An Open Letter to Celebrities Seeking Porn Star Sex

With the news that porn star Danica Dillion (we are fans of her work here) provided in-person sexual support services to noted overpopulation/ undereducation advocate and anti-LGBT rights activist Josh Duggar, we witness yet again an imperfect storm of compulsions spreading themselves across our broadband-enabled devices: the person who would restrict the sexual freedom of other people while refusing to control it in himself and the person who uses her (exquisite) body to gain attention and fame doing just.fucking.that.

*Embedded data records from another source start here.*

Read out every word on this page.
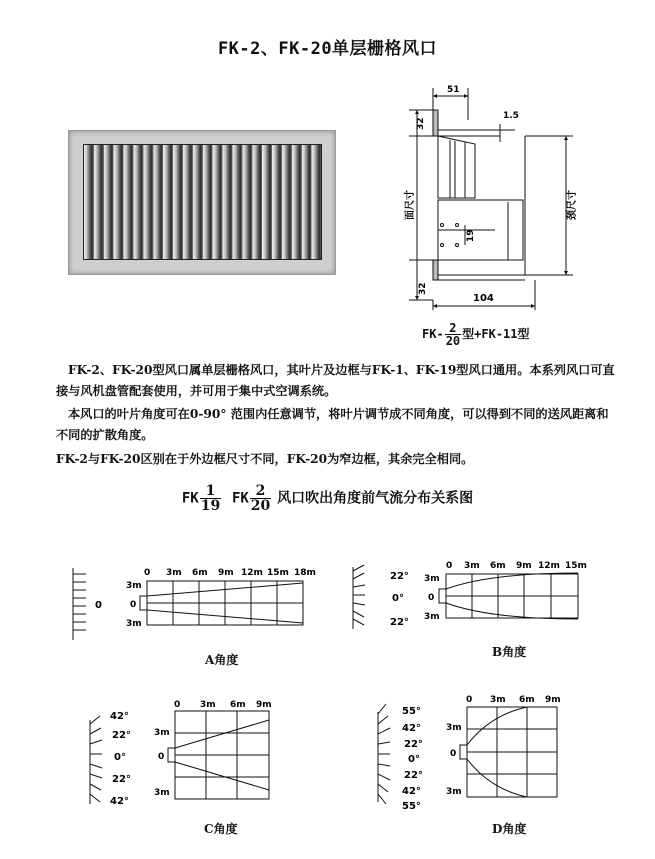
FK-2、FK-20单层栅格风口
51
1.5
32
面尺寸	颈尺寸
19
32
104
$FK- \frac{2}{20}$ 型+FK-11型
FK-2、FK-20型风口属单层栅格风口，其叶片及边框与FK-1、FK-19型风口通用。本系列风口可直接与风机盘管配套使用，并可用于集中式空调系统。
本风口的叶片角度可在0-90° 范围内任意调节，将叶片调节成不同角度，可以得到不同的送风距离和不同的扩散角度。
FK-2与FK-20区别在于外边框尺寸不同，FK-20为窄边框，其余完全相同。
FK $\frac{1}{19}$ FK $\frac{2}{20}$ 风口吹出角度前气流分布关系图
0
0 3m 6m 9m 12m 15m 18m
3m
0
3m
A角度
22°
0°
22°
0 3m 6m 9m 12m 15m
3m
0
3m
B角度
42°
22°
0°
22°
42°
0 3m 6m 9m
3m
0
3m
C角度
55°
42°
22°
0°
22°
42°
55°
0 3m 6m 9m
3m
0
3m
D角度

I’m not a Porn Valley apologist. That’s for an earlier generation who dodged vice cops and went to jail and got shot so that I can be here to say that, Yes, everything’s not perfect. And in that spirit I’ll say that there is a reason porn stars and Donald Trump are called attention whores: no publicity is bad publicity.

DANICADUGGAR

Dillon and Duggar got together twice for sex, Dillon says, following her appearances at Pennsylvania’s Gold Club and Creekside Cabaret gentlemen’s establishments. She says she made $2100 from him in lap dances and unprotected sex after a show in Philadelphia, and that Duggar’s style of sex was “rough” and “terrifying.”

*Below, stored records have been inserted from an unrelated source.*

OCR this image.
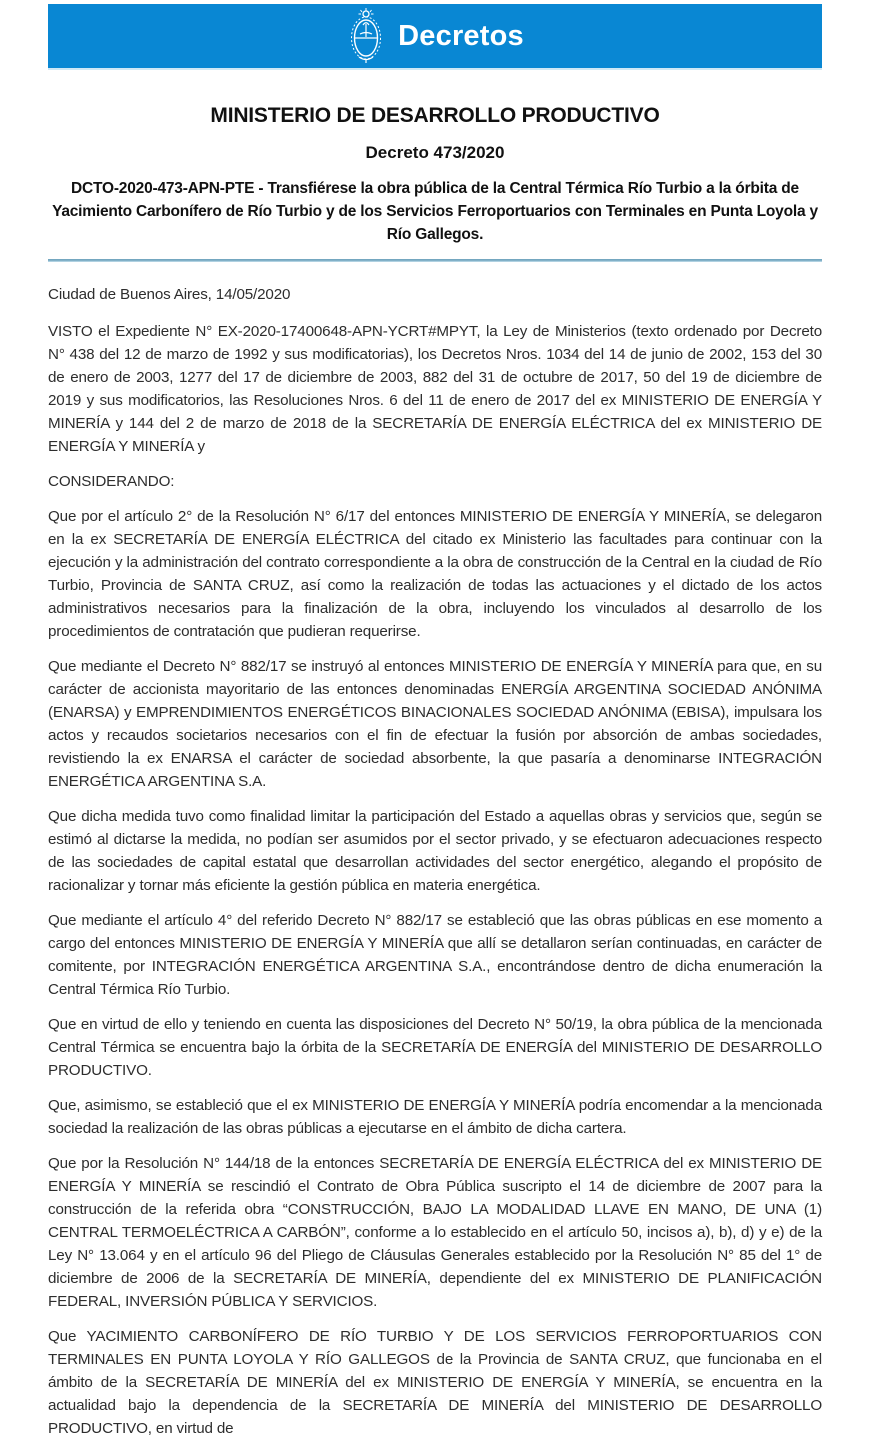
Decretos
MINISTERIO DE DESARROLLO PRODUCTIVO
Decreto 473/2020
DCTO-2020-473-APN-PTE - Transfiérese la obra pública de la Central Térmica Río Turbio a la órbita de Yacimiento Carbonífero de Río Turbio y de los Servicios Ferroportuarios con Terminales en Punta Loyola y Río Gallegos.

Ciudad de Buenos Aires, 14/05/2020

VISTO el Expediente N° EX-2020-17400648-APN-YCRT#MPYT, la Ley de Ministerios (texto ordenado por Decreto N° 438 del 12 de marzo de 1992 y sus modificatorias), los Decretos Nros. 1034 del 14 de junio de 2002, 153 del 30 de enero de 2003, 1277 del 17 de diciembre de 2003, 882 del 31 de octubre de 2017, 50 del 19 de diciembre de 2019 y sus modificatorios, las Resoluciones Nros. 6 del 11 de enero de 2017 del ex MINISTERIO DE ENERGÍA Y MINERÍA y 144 del 2 de marzo de 2018 de la SECRETARÍA DE ENERGÍA ELÉCTRICA del ex MINISTERIO DE ENERGÍA Y MINERÍA y

CONSIDERANDO:

Que por el artículo 2° de la Resolución N° 6/17 del entonces MINISTERIO DE ENERGÍA Y MINERÍA, se delegaron en la ex SECRETARÍA DE ENERGÍA ELÉCTRICA del citado ex Ministerio las facultades para continuar con la ejecución y la administración del contrato correspondiente a la obra de construcción de la Central en la ciudad de Río Turbio, Provincia de SANTA CRUZ, así como la realización de todas las actuaciones y el dictado de los actos administrativos necesarios para la finalización de la obra, incluyendo los vinculados al desarrollo de los procedimientos de contratación que pudieran requerirse.

Que mediante el Decreto N° 882/17 se instruyó al entonces MINISTERIO DE ENERGÍA Y MINERÍA para que, en su carácter de accionista mayoritario de las entonces denominadas ENERGÍA ARGENTINA SOCIEDAD ANÓNIMA (ENARSA) y EMPRENDIMIENTOS ENERGÉTICOS BINACIONALES SOCIEDAD ANÓNIMA (EBISA), impulsara los actos y recaudos societarios necesarios con el fin de efectuar la fusión por absorción de ambas sociedades, revistiendo la ex ENARSA el carácter de sociedad absorbente, la que pasaría a denominarse INTEGRACIÓN ENERGÉTICA ARGENTINA S.A.

Que dicha medida tuvo como finalidad limitar la participación del Estado a aquellas obras y servicios que, según se estimó al dictarse la medida, no podían ser asumidos por el sector privado, y se efectuaron adecuaciones respecto de las sociedades de capital estatal que desarrollan actividades del sector energético, alegando el propósito de racionalizar y tornar más eficiente la gestión pública en materia energética.

Que mediante el artículo 4° del referido Decreto N° 882/17 se estableció que las obras públicas en ese momento a cargo del entonces MINISTERIO DE ENERGÍA Y MINERÍA que allí se detallaron serían continuadas, en carácter de comitente, por INTEGRACIÓN ENERGÉTICA ARGENTINA S.A., encontrándose dentro de dicha enumeración la Central Térmica Río Turbio.

Que en virtud de ello y teniendo en cuenta las disposiciones del Decreto N° 50/19, la obra pública de la mencionada Central Térmica se encuentra bajo la órbita de la SECRETARÍA DE ENERGÍA del MINISTERIO DE DESARROLLO PRODUCTIVO.

Que, asimismo, se estableció que el ex MINISTERIO DE ENERGÍA Y MINERÍA podría encomendar a la mencionada sociedad la realización de las obras públicas a ejecutarse en el ámbito de dicha cartera.

Que por la Resolución N° 144/18 de la entonces SECRETARÍA DE ENERGÍA ELÉCTRICA del ex MINISTERIO DE ENERGÍA Y MINERÍA se rescindió el Contrato de Obra Pública suscripto el 14 de diciembre de 2007 para la construcción de la referida obra “CONSTRUCCIÓN, BAJO LA MODALIDAD LLAVE EN MANO, DE UNA (1) CENTRAL TERMOELÉCTRICA A CARBÓN”, conforme a lo establecido en el artículo 50, incisos a), b), d) y e) de la Ley N° 13.064 y en el artículo 96 del Pliego de Cláusulas Generales establecido por la Resolución N° 85 del 1° de diciembre de 2006 de la SECRETARÍA DE MINERÍA, dependiente del ex MINISTERIO DE PLANIFICACIÓN FEDERAL, INVERSIÓN PÚBLICA Y SERVICIOS.

Que YACIMIENTO CARBONÍFERO DE RÍO TURBIO Y DE LOS SERVICIOS FERROPORTUARIOS CON TERMINALES EN PUNTA LOYOLA Y RÍO GALLEGOS de la Provincia de SANTA CRUZ, que funcionaba en el ámbito de la SECRETARÍA DE MINERÍA del ex MINISTERIO DE ENERGÍA Y MINERÍA, se encuentra en la actualidad bajo la dependencia de la SECRETARÍA DE MINERÍA del MINISTERIO DE DESARROLLO PRODUCTIVO, en virtud de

This was after the first time, in March of 2015. They had sex again in April. The Magazine InTouch, which broke the story, administered a polygraph test to Dillon on August 24, which she passed.

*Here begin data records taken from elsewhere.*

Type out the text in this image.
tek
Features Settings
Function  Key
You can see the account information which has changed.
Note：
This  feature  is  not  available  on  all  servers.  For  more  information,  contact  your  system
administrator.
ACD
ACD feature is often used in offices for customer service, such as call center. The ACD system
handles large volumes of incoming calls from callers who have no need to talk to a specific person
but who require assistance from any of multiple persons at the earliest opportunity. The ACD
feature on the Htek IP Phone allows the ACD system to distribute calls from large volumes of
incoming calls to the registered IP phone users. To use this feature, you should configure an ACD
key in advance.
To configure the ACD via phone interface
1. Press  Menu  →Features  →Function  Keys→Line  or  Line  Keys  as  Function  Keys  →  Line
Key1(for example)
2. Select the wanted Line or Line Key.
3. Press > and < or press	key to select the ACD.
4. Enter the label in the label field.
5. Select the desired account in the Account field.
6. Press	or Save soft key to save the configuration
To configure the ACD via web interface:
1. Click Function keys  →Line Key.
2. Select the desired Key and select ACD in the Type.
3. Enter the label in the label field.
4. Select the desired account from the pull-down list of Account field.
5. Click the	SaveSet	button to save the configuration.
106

Do we all want to go watch about a billion Danica Dillon movies now? Yup. Will Dillon be approached with movie offers (“Danica Dillon Is A Duggarfucker” is a good title)? Yup. Was Dillon compensated by InTouch and paid to take a polygraph in a way that porn stars are rarely recompensed for STD tests? Ya think?

A porn star’s charm, accessibility, and popularity all factor into the public’s desire to meet her (or him), and many websites cater to porn star/regular joe hookups (in light of the recent Rentboy bust, though, I shan’t list any). Suffice to say that a performer can supplement and exceed her porn income by hooking up with members of the general public.

Why fuck a porn star rather than your hot bank teller? Because fame attracts fame and there is a momentary honeymoon bubble where the two of you are united in secrecy. But whereas secrecy would be a commodity to Duggar, for whom sex is shameful, it is a drag for someone like Dillon, for whom it is a celebration at most and a meal ticket at fucking least.

For someone like Tiger Woods and his transactional arrangement with the stunning Joslyn James, I sure hope the sex was worth it. There’s a taboo and a danger to having an affair with someone who could so easily blow one’s cover, all of which is thrilling right up until the cover is blown. And it always is.

Celebrities: If you have sex with a porn star, she will let the world know about it. Understand that your attraction to her fame is the most mutual attraction you will ever have. For her, fame is a drug that more adequately compensates her for having sex with you, as $2100 is not a living wage for silence.

A possible alternative to this is going the Charlie Sheen route. Having Bree Olson and Bret Rossi and Celeste Star and Chloe Jones on retainer takes the wind from the sails of people who would publicly shame one for cavorting with women who have sex for a living and are really good at it.

In the meantime, if you ever want to have sex with a porn star, ask yourself one question: Will it ever be to her advantage that other people know? If the answer is Yes, you do not have enough money to purchase her secrecy.